The Ohio lawmakers’ political maneuverings are just the latest in a decades-long assault on democratic norms. Ohio is one of the principal “swing states” in federal elections, but in the state legislature, Republicans control 67 of 99 State House seats and 26 of 33 State Senate seats, due to rampant gerrymandering.

For the last decade, they also controlled 12 of 16 seats in the federal House of Representatives, or 75 percent, despite winning less than 60 percent of the vote for House candidates. This shifted slightly, to 10 out of 15, in the 2022 election, when Ohio lost one seat due to reapportionment.

Ohioians twice amended their state constitution in 2015 and 2018 to end the corrupt practice of gerrymandering. Undeterred, the Republican-controlled Redistricting Commission produced biased map after biased map. Five times the Ohio Supreme Court rejected these maps, but the Redistricting Commission ran out the clock and a federal judge ruled that one of these maps should be used in upcoming elections.

American workers will find no support for their democratic rights from the Democrats, either.

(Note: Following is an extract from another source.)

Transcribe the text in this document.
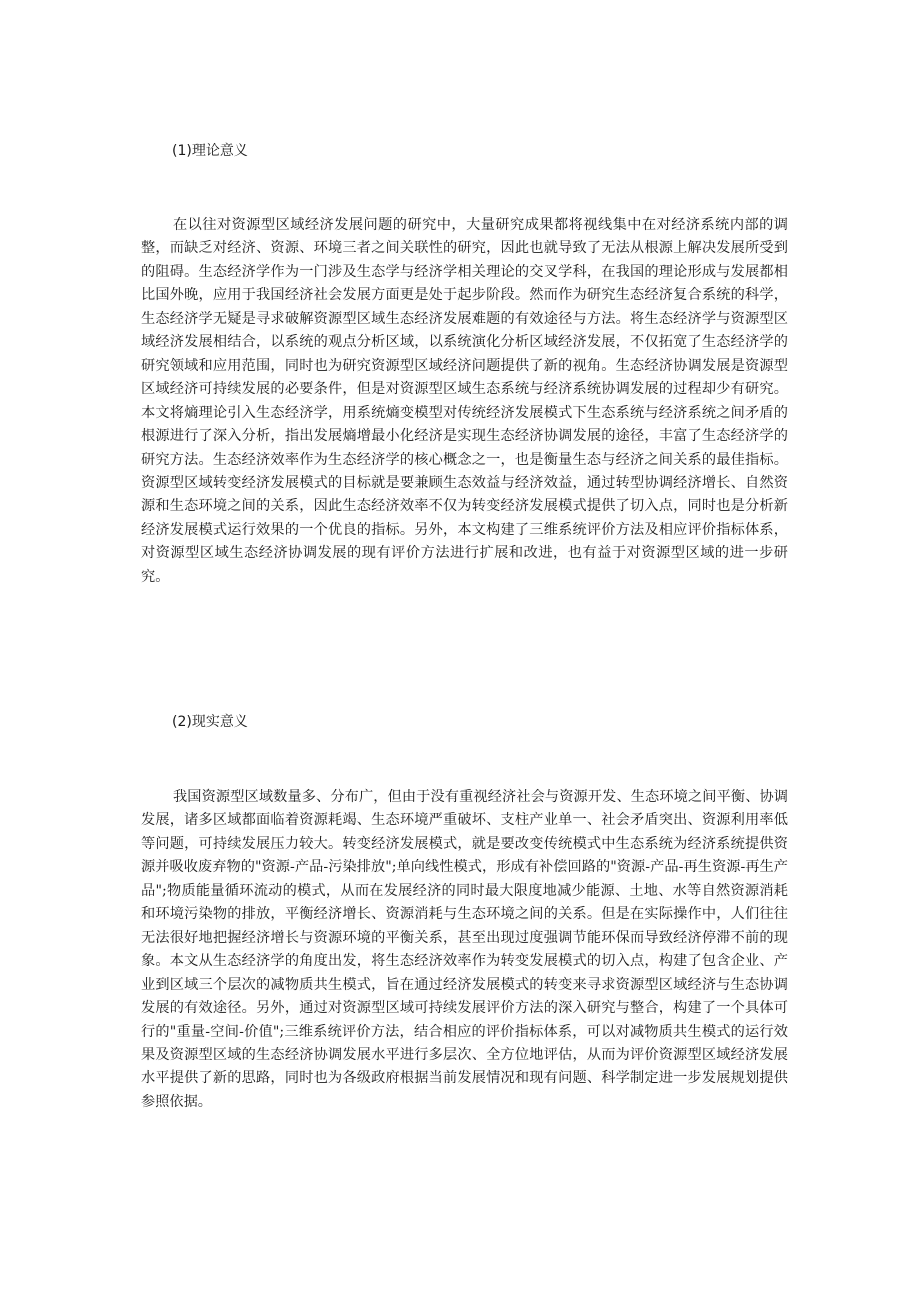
(1)理论意义

在以往对资源型区域经济发展问题的研究中，大量研究成果都将视线集中在对经济系统内部的调整，而缺乏对经济、资源、环境三者之间关联性的研究，因此也就导致了无法从根源上解决发展所受到的阻碍。生态经济学作为一门涉及生态学与经济学相关理论的交叉学科，在我国的理论形成与发展都相比国外晚，应用于我国经济社会发展方面更是处于起步阶段。然而作为研究生态经济复合系统的科学，生态经济学无疑是寻求破解资源型区域生态经济发展难题的有效途径与方法。将生态经济学与资源型区域经济发展相结合，以系统的观点分析区域，以系统演化分析区域经济发展，不仅拓宽了生态经济学的研究领域和应用范围，同时也为研究资源型区域经济问题提供了新的视角。生态经济协调发展是资源型区域经济可持续发展的必要条件，但是对资源型区域生态系统与经济系统协调发展的过程却少有研究。本文将熵理论引入生态经济学，用系统熵变模型对传统经济发展模式下生态系统与经济系统之间矛盾的根源进行了深入分析，指出发展熵增最小化经济是实现生态经济协调发展的途径，丰富了生态经济学的研究方法。生态经济效率作为生态经济学的核心概念之一，也是衡量生态与经济之间关系的最佳指标。资源型区域转变经济发展模式的目标就是要兼顾生态效益与经济效益，通过转型协调经济增长、自然资源和生态环境之间的关系，因此生态经济效率不仅为转变经济发展模式提供了切入点，同时也是分析新经济发展模式运行效果的一个优良的指标。另外，本文构建了三维系统评价方法及相应评价指标体系，对资源型区域生态经济协调发展的现有评价方法进行扩展和改进，也有益于对资源型区域的进一步研究。

(2)现实意义

我国资源型区域数量多、分布广，但由于没有重视经济社会与资源开发、生态环境之间平衡、协调发展，诸多区域都面临着资源耗竭、生态环境严重破坏、支柱产业单一、社会矛盾突出、资源利用率低等问题，可持续发展压力较大。转变经济发展模式，就是要改变传统模式中生态系统为经济系统提供资源并吸收废弃物的"资源-产品-污染排放";单向线性模式，形成有补偿回路的"资源-产品-再生资源-再生产品";物质能量循环流动的模式，从而在发展经济的同时最大限度地减少能源、土地、水等自然资源消耗和环境污染物的排放，平衡经济增长、资源消耗与生态环境之间的关系。但是在实际操作中，人们往往无法很好地把握经济增长与资源环境的平衡关系，甚至出现过度强调节能环保而导致经济停滞不前的现象。本文从生态经济学的角度出发，将生态经济效率作为转变发展模式的切入点，构建了包含企业、产业到区域三个层次的减物质共生模式，旨在通过经济发展模式的转变来寻求资源型区域经济与生态协调发展的有效途径。另外，通过对资源型区域可持续发展评价方法的深入研究与整合，构建了一个具体可行的"重量-空间-价值";三维系统评价方法，结合相应的评价指标体系，可以对减物质共生模式的运行效果及资源型区域的生态经济协调发展水平进行多层次、全方位地评估，从而为评价资源型区域经济发展水平提供了新的思路，同时也为各级政府根据当前发展情况和现有问题、科学制定进一步发展规划提供参照依据。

They seek to use the issue of abortion rights for the sole purpose of accumulating votes for right-wing Democratic Party candidates who can offer nothing else to working people, and use the issue of abortion rights to disguise their support for austerity, wage-cutting and imperialist war.

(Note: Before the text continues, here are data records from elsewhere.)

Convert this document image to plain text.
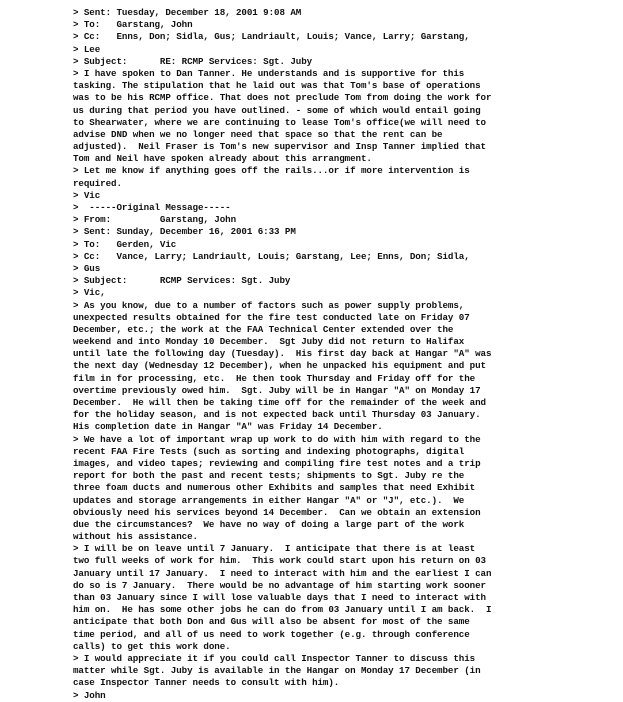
> Sent: Tuesday, December 18, 2001 9:08 AM
> To:   Garstang, John
> Cc:   Enns, Don; Sidla, Gus; Landriault, Louis; Vance, Larry; Garstang,
> Lee
> Subject:      RE: RCMP Services: Sgt. Juby
> I have spoken to Dan Tanner. He understands and is supportive for this
tasking. The stipulation that he laid out was that Tom's base of operations
was to be his RCMP office. That does not preclude Tom from doing the work for
us during that period you have outlined. - some of which would entail going
to Shearwater, where we are continuing to lease Tom's office(we will need to
advise DND when we no longer need that space so that the rent can be
adjusted).  Neil Fraser is Tom's new supervisor and Insp Tanner implied that
Tom and Neil have spoken already about this arrangment.
> Let me know if anything goes off the rails...or if more intervention is
required.
> Vic
>  -----Original Message-----
> From:         Garstang, John
> Sent: Sunday, December 16, 2001 6:33 PM
> To:   Gerden, Vic
> Cc:   Vance, Larry; Landriault, Louis; Garstang, Lee; Enns, Don; Sidla,
> Gus
> Subject:      RCMP Services: Sgt. Juby
> Vic,
> As you know, due to a number of factors such as power supply problems,
unexpected results obtained for the fire test conducted late on Friday 07
December, etc.; the work at the FAA Technical Center extended over the
weekend and into Monday 10 December.  Sgt Juby did not return to Halifax
until late the following day (Tuesday).  His first day back at Hangar "A" was
the next day (Wednesday 12 December), when he unpacked his equipment and put
film in for processing, etc.  He then took Thursday and Friday off for the
overtime previously owed him.  Sgt. Juby will be in Hangar "A" on Monday 17
December.  He will then be taking time off for the remainder of the week and
for the holiday season, and is not expected back until Thursday 03 January.
His completion date in Hangar "A" was Friday 14 December.
> We have a lot of important wrap up work to do with him with regard to the
recent FAA Fire Tests (such as sorting and indexing photographs, digital
images, and video tapes; reviewing and compiling fire test notes and a trip
report for both the past and recent tests; shipments to Sgt. Juby re the
three foam ducts and numerous other Exhibits and samples that need Exhibit
updates and storage arrangements in either Hangar "A" or "J", etc.).  We
obviously need his services beyond 14 December.  Can we obtain an extension
due the circumstances?  We have no way of doing a large part of the work
without his assistance.
> I will be on leave until 7 January.  I anticipate that there is at least
two full weeks of work for him.  This work could start upon his return on 03
January until 17 January.  I need to interact with him and the earliest I can
do so is 7 January.  There would be no advantage of him starting work sooner
than 03 January since I will lose valuable days that I need to interact with
him on.  He has some other jobs he can do from 03 January until I am back.  I
anticipate that both Don and Gus will also be absent for most of the same
time period, and all of us need to work together (e.g. through conference
calls) to get this work done.
> I would appreciate it if you could call Inspector Tanner to discuss this
matter while Sgt. Juby is available in the Hangar on Monday 17 December (in
case Inspector Tanner needs to consult with him).
> John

For 50 years the Democrats raised billions in campaign contributions on the pretense they would defend abortion rights, which Pew Research finds Americans overwhelmingly support by 61 to 37 percent—a similar margin to when Pew started surveying on this topic nearly 30 years ago.

However, when Obama was elected, promising “hope” and “change” after the reviled Bush administration and the Democrats controlled both houses of Congress with a filibuster-proof supermajority, they spent their “political capital” bailing out the banks, prosecuting wars across the world, and “solving” the healthcare crisis by forcing millions to buy private health insurance. They did nothing to safeguard abortion rights from the right-wing majority in the Supreme Court.

Today, the Democrats need bipartisan support for their unpopular agenda of making the working class pay for their war drives against Russia and China and further bank bailouts for the rich. 

Even so-called “democratic socialists” in Congress sit idle as the Federal Reserve hikes interest rates, causing a jobs bloodbath to suppress wages, and voted last year to ban strikes on the railroads after workers rejected a rotten deal negotiated by the Biden administration.

But workers are turning out in droves to defend their own social interests. Ohio is already the seventh state since the US Supreme Court overturned Roe v. Wade in June 2022 either to pass legislative or constitutional measures to protect abortion rights, or to defeat measures that would have tightened restrictions. These include Republican-dominated states like Kansas, Kentucky and Montana, heavily Democratic states like California and Vermont, and contested states like Michigan and now Ohio.

Contrary to the media narratives, American workers are turning to the left, not the right. However, to defend and expand social rights, protect jobs and wages, oppose the drive to World War III, reverse the climate catastrophe, and fight for all other basic requirements of life, workers need to break with both capitalist parties and build an independent political movement based on a revolutionary socialist program.